Recent reports and papers reveal the scope of the global climate change problem. The Potsdam Institute for Climate Impact Research and Climate Analytics (2012) concludes the sum total of existing policies, in place or pledged, will very likely lead to warming in excess of 2°C. Additionally, a report from Vieweg et al (2012) concludes limiting global warming to below 2°C remains feasible if there is sufficient political ambition and action to introduce the required measures and policy changes now.
The United Nations Framework Convention on Climate Change (UNFCCC) and its Kyoto Protocol have failed to address this climate change problem; other ways to address the problem should be considered. One alternative way forward would be to break the climate change problem into different pieces, to contemplate a more decentralised arrangement in which particular issues are discussed and negotiated—a regime complex, for example. Indeed, the UNFCCC regime may actually constrain agreement on addressing the climate change problem, and a shift away from a top-down, Kyoto-style architecture for international climate action—to a more bottom-up approach, with smaller agreements between particular groups of states and sectors—could result.
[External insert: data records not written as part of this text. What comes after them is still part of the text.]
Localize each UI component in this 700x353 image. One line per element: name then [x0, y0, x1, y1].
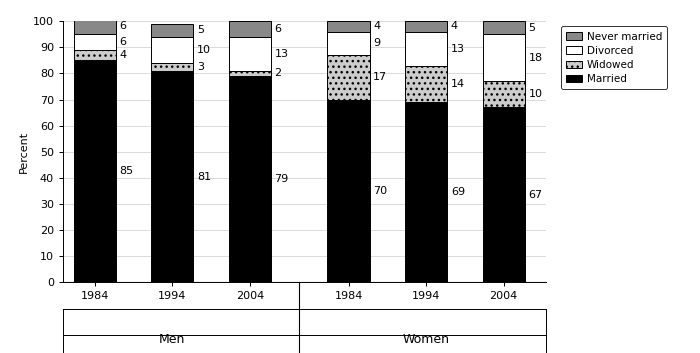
Bar [482, 34, 525, 81]
Text: 69: 69 [451, 187, 465, 197]
Text: 6: 6 [274, 24, 281, 34]
Bar [74, 34, 116, 50]
Bar [151, 24, 193, 37]
Bar [482, 81, 525, 107]
Bar [405, 21, 447, 32]
Text: 10: 10 [197, 45, 211, 55]
Bar [229, 76, 271, 282]
Text: 13: 13 [451, 44, 465, 54]
Text: 85: 85 [120, 166, 134, 176]
Legend: Never married, Divorced, Widowed, Married: Never married, Divorced, Widowed, Marrie… [561, 26, 668, 89]
Bar [151, 37, 193, 63]
Bar [74, 19, 116, 34]
Text: 6: 6 [120, 22, 127, 31]
Text: 4: 4 [451, 22, 458, 31]
Text: 6: 6 [120, 37, 127, 47]
Text: 4: 4 [373, 22, 380, 31]
Text: 5: 5 [528, 23, 536, 33]
Bar [405, 32, 447, 66]
Bar [482, 107, 525, 282]
Bar [328, 21, 370, 32]
Bar [229, 37, 271, 71]
Text: 81: 81 [197, 172, 211, 181]
Text: 79: 79 [274, 174, 289, 184]
Bar [74, 60, 116, 282]
Text: 18: 18 [528, 53, 542, 63]
Text: Women: Women [402, 333, 449, 346]
Text: 5: 5 [197, 25, 204, 35]
Text: 17: 17 [373, 72, 387, 82]
Text: 9: 9 [373, 38, 380, 48]
Y-axis label: Percent: Percent [19, 131, 29, 173]
Bar [229, 71, 271, 76]
Text: 3: 3 [197, 62, 204, 72]
Text: 67: 67 [528, 190, 542, 200]
Text: 10: 10 [528, 89, 542, 99]
Bar [482, 21, 525, 34]
Bar [405, 102, 447, 282]
Bar [328, 100, 370, 282]
Bar [405, 66, 447, 102]
Text: 2: 2 [274, 68, 281, 78]
Bar [328, 55, 370, 100]
Text: 70: 70 [373, 186, 387, 196]
Text: 13: 13 [274, 49, 288, 59]
Text: Men: Men [159, 333, 186, 346]
Bar [74, 50, 116, 60]
Bar [229, 21, 271, 37]
Bar [151, 71, 193, 282]
Text: 14: 14 [451, 79, 465, 89]
Bar [151, 63, 193, 71]
Text: 4: 4 [120, 50, 127, 60]
Bar [328, 32, 370, 55]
An international LNG sectoral agreement could form part of such an approach, or as a stand-alone agreement, because natural gas offers the most immediate method of transitioning to a lower-emissions global economy. After examining the UNFCC/Kyoto regime and other approaches to, and frameworks for, addressing the climate change problem, this peer-reviewed paper outlines the nature of sectoral agreements and their advantages, together with the rationale for, and benefits of, a sectoral agreement for the LNG industry.